Le rôle de la Russie en tant que principal exportateur de brut a donné un poids supplémentaire à cette nouvelle.

Les espoirs d’une prolongation de la pause tarifaire entre les États-Unis et la Chine ont ajouté au ton optimiste, alors que les tensions commerciales entre les deux pays ont longtemps pesé sur les marchés des matières premières.

Qu’en ont dit les analystes ?

Selon les analystes, l’accord commercial entre les États-Unis et l’UE et les signes de progrès avec la Chine ont contribué à calmer les marchés et à fournir un contexte plus stable pour les actifs à risque, y compris le pétrole.

Ils ont noté que l’accord commercial avait donné un coup de pouce à la confiance financière en général et avait contribué à soutenir le brut, ajoutant à la vigueur sous-jacente du marché.

Au-delà des manchettes commerciales, les facteurs liés à l’offre ont également été au centre de l’attention.

L’OPEP+ devrait s’en tenir à ses plans de production existants lors de sa prochaine réunion, bien que les réductions volontaires de certains membres continuent de façonner le tableau de l’offre.

Aux États-Unis, les stocks de brut ont chuté de 3,2 millions de barils la semaine dernière, selon des données récentes, une baisse importante qui a ajouté un soutien supplémentaire aux prix.

Les États-Unis et la Chine entament des pourparlers

L’évolution des prix du pétrole est survenue alors que les États-Unis et la Chine ont repris les négociations commerciales à Stockholm, les deux parties cherchant à prolonger leur trêve tarifaire actuelle de 90 jours supplémentaires.

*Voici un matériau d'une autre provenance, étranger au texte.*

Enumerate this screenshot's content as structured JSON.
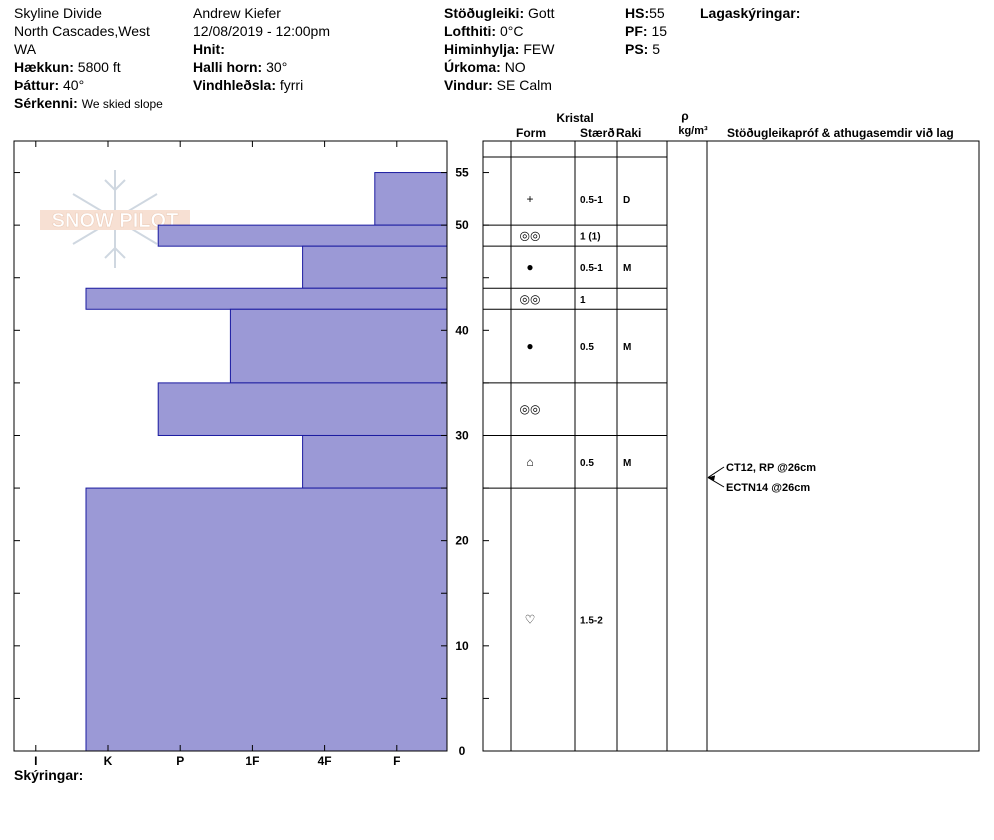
{
  "header": {
    "location_line1": "Skyline Divide",
    "location_line2": "North Cascades,West",
    "location_line3": "WA",
    "elevation_label": "Hækkun:",
    "elevation_value": "5800 ft",
    "aspect_label": "Þáttur:",
    "aspect_value": "40°",
    "features_label": "Sérkenni:",
    "features_value": "We skied slope",
    "observer": "Andrew Kiefer",
    "datetime": "12/08/2019 - 12:00pm",
    "coords_label": "Hnit:",
    "slope_label": "Halli horn:",
    "slope_value": "30°",
    "wind_loading_label": "Vindhleðsla:",
    "wind_loading_value": "fyrri",
    "stability_label": "Stöðugleiki:",
    "stability_value": "Gott",
    "airtemp_label": "Lofthiti:",
    "airtemp_value": "0°C",
    "sky_label": "Himinhylja:",
    "sky_value": "FEW",
    "precip_label": "Úrkoma:",
    "precip_value": "NO",
    "wind_label": "Vindur:",
    "wind_value": "SE Calm",
    "hs_label": "HS:",
    "hs_value": "55",
    "pf_label": "PF:",
    "pf_value": "15",
    "ps_label": "PS:",
    "ps_value": "5",
    "layer_notes_label": "Lagaskýringar:",
    "notes_label": "Skýringar:"
  },
  "watermark": "SNOW PILOT",
  "table_headers": {
    "crystal": "Kristal",
    "form": "Form",
    "size": "Stærð",
    "moisture": "Raki",
    "rho": "ρ",
    "density_unit": "kg/m³",
    "tests": "Stöðugleikapróf & athugasemdir við lag"
  },
  "tests": [
    {
      "text": "CT12, RP @26cm",
      "depth": 26
    },
    {
      "text": "ECTN14 @26cm",
      "depth": 26
    }
  ],
  "chart_data": {
    "type": "bar",
    "orientation": "horizontal",
    "y_label_ticks": [
      0,
      10,
      20,
      30,
      40,
      50,
      55
    ],
    "y_range": [
      0,
      58
    ],
    "hardness_scale": [
      "I",
      "K",
      "P",
      "1F",
      "4F",
      "F"
    ],
    "hardness_index": {
      "F": 1,
      "4F": 2,
      "1F": 3,
      "P": 4,
      "K": 5,
      "I": 6
    },
    "fill_color": "#9b99d6",
    "edge_color": "#1a1aa0",
    "layers": [
      {
        "top": 55,
        "bottom": 50,
        "hardness": "F",
        "form": "+",
        "size": "0.5-1",
        "moisture": "D"
      },
      {
        "top": 50,
        "bottom": 48,
        "hardness": "P",
        "form": "◎◎",
        "size": "1 (1)",
        "moisture": ""
      },
      {
        "top": 48,
        "bottom": 44,
        "hardness": "4F",
        "form": "●",
        "size": "0.5-1",
        "moisture": "M"
      },
      {
        "top": 44,
        "bottom": 42,
        "hardness": "K",
        "form": "◎◎",
        "size": "1",
        "moisture": ""
      },
      {
        "top": 42,
        "bottom": 35,
        "hardness": "1F",
        "form": "●",
        "size": "0.5",
        "moisture": "M"
      },
      {
        "top": 35,
        "bottom": 30,
        "hardness": "P",
        "form": "◎◎",
        "size": "",
        "moisture": ""
      },
      {
        "top": 30,
        "bottom": 25,
        "hardness": "4F",
        "form": "⌂",
        "size": "0.5",
        "moisture": "M"
      },
      {
        "top": 25,
        "bottom": 0,
        "hardness": "K",
        "form": "♡",
        "size": "1.5-2",
        "moisture": ""
      }
    ]
  }
}
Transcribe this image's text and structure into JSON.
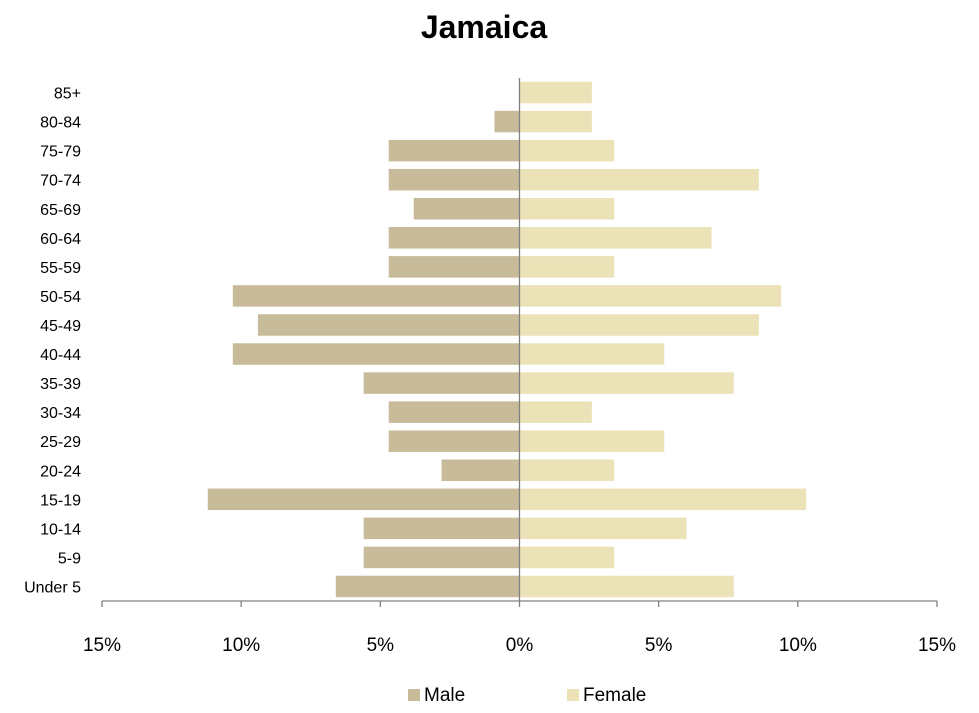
{
  "chart_data": {
    "type": "bar",
    "orientation": "horizontal",
    "title": "Jamaica",
    "xlabel": "",
    "ylabel": "",
    "categories": [
      "85+",
      "80-84",
      "75-79",
      "70-74",
      "65-69",
      "60-64",
      "55-59",
      "50-54",
      "45-49",
      "40-44",
      "35-39",
      "30-34",
      "25-29",
      "20-24",
      "15-19",
      "10-14",
      "5-9",
      "Under 5"
    ],
    "series": [
      {
        "name": "Male",
        "color": "#c8bb9a",
        "values": [
          0,
          -0.9,
          -4.7,
          -4.7,
          -3.8,
          -4.7,
          -4.7,
          -10.3,
          -9.4,
          -10.3,
          -5.6,
          -4.7,
          -4.7,
          -2.8,
          -11.2,
          -5.6,
          -5.6,
          -6.6
        ]
      },
      {
        "name": "Female",
        "color": "#ebe2b8",
        "values": [
          2.6,
          2.6,
          3.4,
          8.6,
          3.4,
          6.9,
          3.4,
          9.4,
          8.6,
          5.2,
          7.7,
          2.6,
          5.2,
          3.4,
          10.3,
          6.0,
          3.4,
          7.7
        ]
      }
    ],
    "xlim": [
      -15,
      15
    ],
    "xticks": [
      -15,
      -10,
      -5,
      0,
      5,
      10,
      15
    ],
    "xtick_labels": [
      "15%",
      "10%",
      "5%",
      "0%",
      "5%",
      "10%",
      "15%"
    ],
    "grid": false,
    "legend_position": "bottom",
    "axis_color": "#808080"
  }
}
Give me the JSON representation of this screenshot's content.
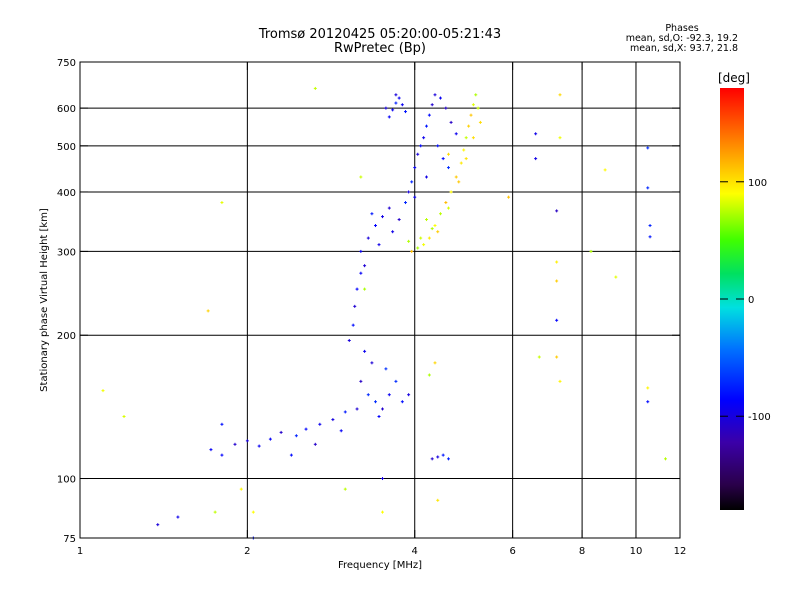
{
  "header": {
    "title": "Tromsø 20120425 05:20:00-05:21:43",
    "subtitle": "RwPretec (Bp)"
  },
  "phases": {
    "title": "Phases",
    "line_o": "mean, sd,O: -92.3, 19.2",
    "line_x": "mean, sd,X:  93.7, 21.8"
  },
  "colorbar": {
    "label": "[deg]",
    "ticks": [
      {
        "value": 100,
        "label": "100"
      },
      {
        "value": 0,
        "label": "0"
      },
      {
        "value": -100,
        "label": "-100"
      }
    ],
    "range": [
      -180,
      180
    ]
  },
  "chart_data": {
    "type": "scatter",
    "xlabel": "Frequency [MHz]",
    "ylabel": "Stationary phase Virtual Height [km]",
    "xscale": "log",
    "yscale": "log",
    "xlim": [
      1,
      12
    ],
    "ylim": [
      75,
      750
    ],
    "xticks": [
      {
        "value": 1,
        "label": "1"
      },
      {
        "value": 2,
        "label": "2"
      },
      {
        "value": 4,
        "label": "4"
      },
      {
        "value": 6,
        "label": "6"
      },
      {
        "value": 8,
        "label": "8"
      },
      {
        "value": 10,
        "label": "10"
      },
      {
        "value": 12,
        "label": "12"
      }
    ],
    "xgrid": [
      2,
      4,
      6,
      8,
      10
    ],
    "yticks": [
      {
        "value": 75,
        "label": "75"
      },
      {
        "value": 100,
        "label": "100"
      },
      {
        "value": 200,
        "label": "200"
      },
      {
        "value": 300,
        "label": "300"
      },
      {
        "value": 400,
        "label": "400"
      },
      {
        "value": 500,
        "label": "500"
      },
      {
        "value": 600,
        "label": "600"
      },
      {
        "value": 750,
        "label": "750"
      }
    ],
    "ygrid": [
      100,
      200,
      300,
      400,
      500,
      600
    ],
    "grid": true,
    "color_scale": "phase in degrees, rainbow from black (-180) through blue, cyan, green, yellow to red (+180)",
    "series": [
      {
        "mode": "O",
        "mean_phase": -92.3,
        "sd_phase": 19.2,
        "points": [
          {
            "x": 1.72,
            "y": 115
          },
          {
            "x": 1.8,
            "y": 112
          },
          {
            "x": 1.9,
            "y": 118
          },
          {
            "x": 2.0,
            "y": 120
          },
          {
            "x": 2.1,
            "y": 117
          },
          {
            "x": 2.2,
            "y": 121
          },
          {
            "x": 2.3,
            "y": 125
          },
          {
            "x": 2.45,
            "y": 123
          },
          {
            "x": 2.55,
            "y": 127
          },
          {
            "x": 2.7,
            "y": 130
          },
          {
            "x": 2.85,
            "y": 133
          },
          {
            "x": 3.0,
            "y": 138
          },
          {
            "x": 2.4,
            "y": 112
          },
          {
            "x": 2.65,
            "y": 118
          },
          {
            "x": 2.95,
            "y": 126
          },
          {
            "x": 3.05,
            "y": 195
          },
          {
            "x": 3.1,
            "y": 210
          },
          {
            "x": 3.12,
            "y": 230
          },
          {
            "x": 3.15,
            "y": 250
          },
          {
            "x": 3.2,
            "y": 270
          },
          {
            "x": 3.25,
            "y": 280
          },
          {
            "x": 3.2,
            "y": 160
          },
          {
            "x": 3.3,
            "y": 150
          },
          {
            "x": 3.4,
            "y": 145
          },
          {
            "x": 3.5,
            "y": 140
          },
          {
            "x": 3.6,
            "y": 150
          },
          {
            "x": 3.7,
            "y": 160
          },
          {
            "x": 3.35,
            "y": 175
          },
          {
            "x": 3.25,
            "y": 185
          },
          {
            "x": 3.45,
            "y": 135
          },
          {
            "x": 3.8,
            "y": 145
          },
          {
            "x": 3.9,
            "y": 150
          },
          {
            "x": 3.15,
            "y": 140
          },
          {
            "x": 3.55,
            "y": 170
          },
          {
            "x": 3.2,
            "y": 300
          },
          {
            "x": 3.3,
            "y": 320
          },
          {
            "x": 3.4,
            "y": 340
          },
          {
            "x": 3.5,
            "y": 355
          },
          {
            "x": 3.6,
            "y": 370
          },
          {
            "x": 3.35,
            "y": 360
          },
          {
            "x": 3.45,
            "y": 310
          },
          {
            "x": 3.65,
            "y": 330
          },
          {
            "x": 3.75,
            "y": 350
          },
          {
            "x": 3.85,
            "y": 380
          },
          {
            "x": 3.9,
            "y": 400
          },
          {
            "x": 3.95,
            "y": 420
          },
          {
            "x": 4.0,
            "y": 450
          },
          {
            "x": 4.05,
            "y": 480
          },
          {
            "x": 4.1,
            "y": 500
          },
          {
            "x": 4.15,
            "y": 520
          },
          {
            "x": 4.2,
            "y": 550
          },
          {
            "x": 4.25,
            "y": 580
          },
          {
            "x": 4.3,
            "y": 610
          },
          {
            "x": 4.35,
            "y": 640
          },
          {
            "x": 4.45,
            "y": 630
          },
          {
            "x": 4.55,
            "y": 600
          },
          {
            "x": 4.65,
            "y": 560
          },
          {
            "x": 4.75,
            "y": 530
          },
          {
            "x": 4.4,
            "y": 500
          },
          {
            "x": 4.5,
            "y": 470
          },
          {
            "x": 4.6,
            "y": 450
          },
          {
            "x": 4.2,
            "y": 430
          },
          {
            "x": 4.0,
            "y": 390
          },
          {
            "x": 3.6,
            "y": 575
          },
          {
            "x": 3.65,
            "y": 595
          },
          {
            "x": 3.7,
            "y": 615
          },
          {
            "x": 3.75,
            "y": 630
          },
          {
            "x": 3.8,
            "y": 610
          },
          {
            "x": 3.55,
            "y": 600
          },
          {
            "x": 3.7,
            "y": 640
          },
          {
            "x": 3.85,
            "y": 590
          },
          {
            "x": 4.3,
            "y": 110
          },
          {
            "x": 4.4,
            "y": 111
          },
          {
            "x": 4.5,
            "y": 112
          },
          {
            "x": 4.6,
            "y": 110
          },
          {
            "x": 10.5,
            "y": 495
          },
          {
            "x": 10.5,
            "y": 408
          },
          {
            "x": 10.6,
            "y": 340
          },
          {
            "x": 10.6,
            "y": 322
          },
          {
            "x": 10.5,
            "y": 145
          },
          {
            "x": 7.2,
            "y": 215
          },
          {
            "x": 7.2,
            "y": 365
          },
          {
            "x": 6.6,
            "y": 470
          },
          {
            "x": 6.6,
            "y": 530
          },
          {
            "x": 1.38,
            "y": 80
          },
          {
            "x": 1.5,
            "y": 83
          },
          {
            "x": 1.8,
            "y": 130
          },
          {
            "x": 2.05,
            "y": 75
          },
          {
            "x": 3.5,
            "y": 100
          }
        ]
      },
      {
        "mode": "X",
        "mean_phase": 93.7,
        "sd_phase": 21.8,
        "points": [
          {
            "x": 3.95,
            "y": 300
          },
          {
            "x": 4.05,
            "y": 305
          },
          {
            "x": 4.15,
            "y": 310
          },
          {
            "x": 4.25,
            "y": 320
          },
          {
            "x": 4.35,
            "y": 340
          },
          {
            "x": 4.45,
            "y": 360
          },
          {
            "x": 4.55,
            "y": 380
          },
          {
            "x": 4.65,
            "y": 400
          },
          {
            "x": 4.75,
            "y": 430
          },
          {
            "x": 4.85,
            "y": 460
          },
          {
            "x": 4.9,
            "y": 490
          },
          {
            "x": 4.95,
            "y": 520
          },
          {
            "x": 5.0,
            "y": 550
          },
          {
            "x": 5.05,
            "y": 580
          },
          {
            "x": 5.1,
            "y": 610
          },
          {
            "x": 5.15,
            "y": 640
          },
          {
            "x": 5.2,
            "y": 600
          },
          {
            "x": 5.25,
            "y": 560
          },
          {
            "x": 5.1,
            "y": 520
          },
          {
            "x": 4.95,
            "y": 470
          },
          {
            "x": 4.8,
            "y": 420
          },
          {
            "x": 4.6,
            "y": 370
          },
          {
            "x": 4.4,
            "y": 330
          },
          {
            "x": 4.1,
            "y": 320
          },
          {
            "x": 3.9,
            "y": 315
          },
          {
            "x": 4.2,
            "y": 350
          },
          {
            "x": 4.3,
            "y": 335
          },
          {
            "x": 7.2,
            "y": 285
          },
          {
            "x": 7.2,
            "y": 260
          },
          {
            "x": 7.2,
            "y": 180
          },
          {
            "x": 6.7,
            "y": 180
          },
          {
            "x": 7.3,
            "y": 160
          },
          {
            "x": 8.3,
            "y": 300
          },
          {
            "x": 9.2,
            "y": 265
          },
          {
            "x": 10.5,
            "y": 155
          },
          {
            "x": 11.3,
            "y": 110
          },
          {
            "x": 1.1,
            "y": 153
          },
          {
            "x": 1.2,
            "y": 135
          },
          {
            "x": 1.8,
            "y": 380
          },
          {
            "x": 1.7,
            "y": 225
          },
          {
            "x": 2.65,
            "y": 660
          },
          {
            "x": 3.2,
            "y": 430
          },
          {
            "x": 3.25,
            "y": 250
          },
          {
            "x": 4.4,
            "y": 90
          },
          {
            "x": 3.0,
            "y": 95
          },
          {
            "x": 3.5,
            "y": 85
          },
          {
            "x": 1.75,
            "y": 85
          },
          {
            "x": 1.95,
            "y": 95
          },
          {
            "x": 2.05,
            "y": 85
          },
          {
            "x": 4.25,
            "y": 165
          },
          {
            "x": 4.35,
            "y": 175
          },
          {
            "x": 8.8,
            "y": 445
          },
          {
            "x": 7.3,
            "y": 640
          },
          {
            "x": 7.3,
            "y": 520
          },
          {
            "x": 5.9,
            "y": 390
          },
          {
            "x": 4.6,
            "y": 480
          }
        ]
      }
    ]
  }
}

L’objectif est d’éviter une nouvelle série de tensions commerciales avant la date limite du 12 août, un risque qui pourrait une fois de plus ébranler les chaînes d’approvisionnement mondiales.

Le secrétaire américain au Trésor, Scott Bessent, et le vice-Premier ministre chinois, He Lifeng, dirigent les discussions, qui portent sur la réduction des droits de douane et l’assouplissement des contrôles à l’exportation, y compris les restrictions sur les expéditions de technologie américaine.

Une prolongation réussie pourrait jeter les bases d’une éventuelle rencontre entre le président Trump et le président Xi Jinping plus tard cette année, signalant des progrès vers l’apaisement de l’un des conflits commerciaux les plus importants de mémoire récente.